Torna ‘Ephebia festival’ a Narni scalo. Live set l’8 e 9 settembre al parco Bruno Donatelli.
«Un evento inclusivo – spiegano gli organizzatori – dedicato alla musica indipendente, un evento, come sempre, ad ingresso interamente gratuito». In campo i volontari dell’associazione Ephebia.
‘Ephebia festival’ La prima serata del festival, Ephebia Roots, è dedicata ad artisti locali: sul palco di Ephebia saliranno infatti Laika Flee!, Il Branco, Ok Bye e Uto, tutti gruppi che sono parte del panorama musicale umbro, alcuni dei quali presenteranno nuovi inediti e altri si esibiranno per delle attesissime reunion. Durante la serata del 9 settembre, invece, si esibiranno: Sonoalaska (vincitrice di ‘Permette Signorina’, contest musicale di Lunatika Factory) You (vincitore di Ephebia Contest 2022-2023) Yosh Whale e Studio Murena. Al termine del live set sarà il turno di Dj Blond, ormai nome affermato tra i dj de panorama nazionale.
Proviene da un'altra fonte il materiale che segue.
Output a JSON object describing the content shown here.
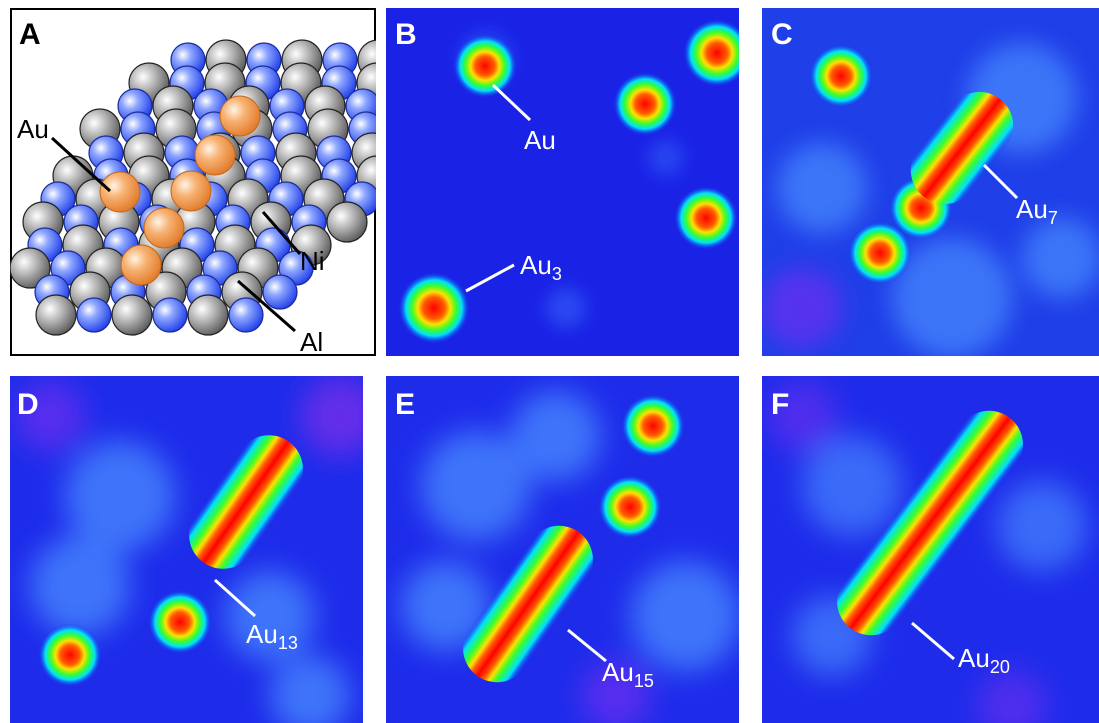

Il programma di attività delle serate di Ephebia festival comincia alle ore 18 con attività per bambini e non solo, con la presenza in loco delle associazioni che collaborano con Ephebia rendendola una realtà viva e dinamica sempre impegnata a creare momenti di
condivisione per tutti. «Essendo anche quest’anno presenti, oltre alle varie attività pre-concerto, le aree dedicate ad artigiani e associazioni e l’area food and beverage, le due
giornate si presentano come un momento di incontri che possano coinvolgere al meglio
tutto il territorio – spiega l’organizzazione -. Ephebia è entusiasta e orgogliosa della possibilità di organizzare il festival al Parco dei Pini, il verde del Parco è, infatti, la cornice perfetta per lasciare che, anche quest’anno, germoglino i frutti del lavoro dei volontari dell’associazione. Di fondamentale importanza rimane la rete delle associazioni che sostengono le nostre iniziative, Panpot/Associazione Attenti al Kane e Lunatika in primis, linfa vitale della promozione culturale del nostro territorio. Ringraziamo il Comune di Narni per l’opportunità, il sindaco, gli assessori e tutti i dirigenti e gli impiegati del Comune di Narni che abbiamo incontrato sul nostro cammino».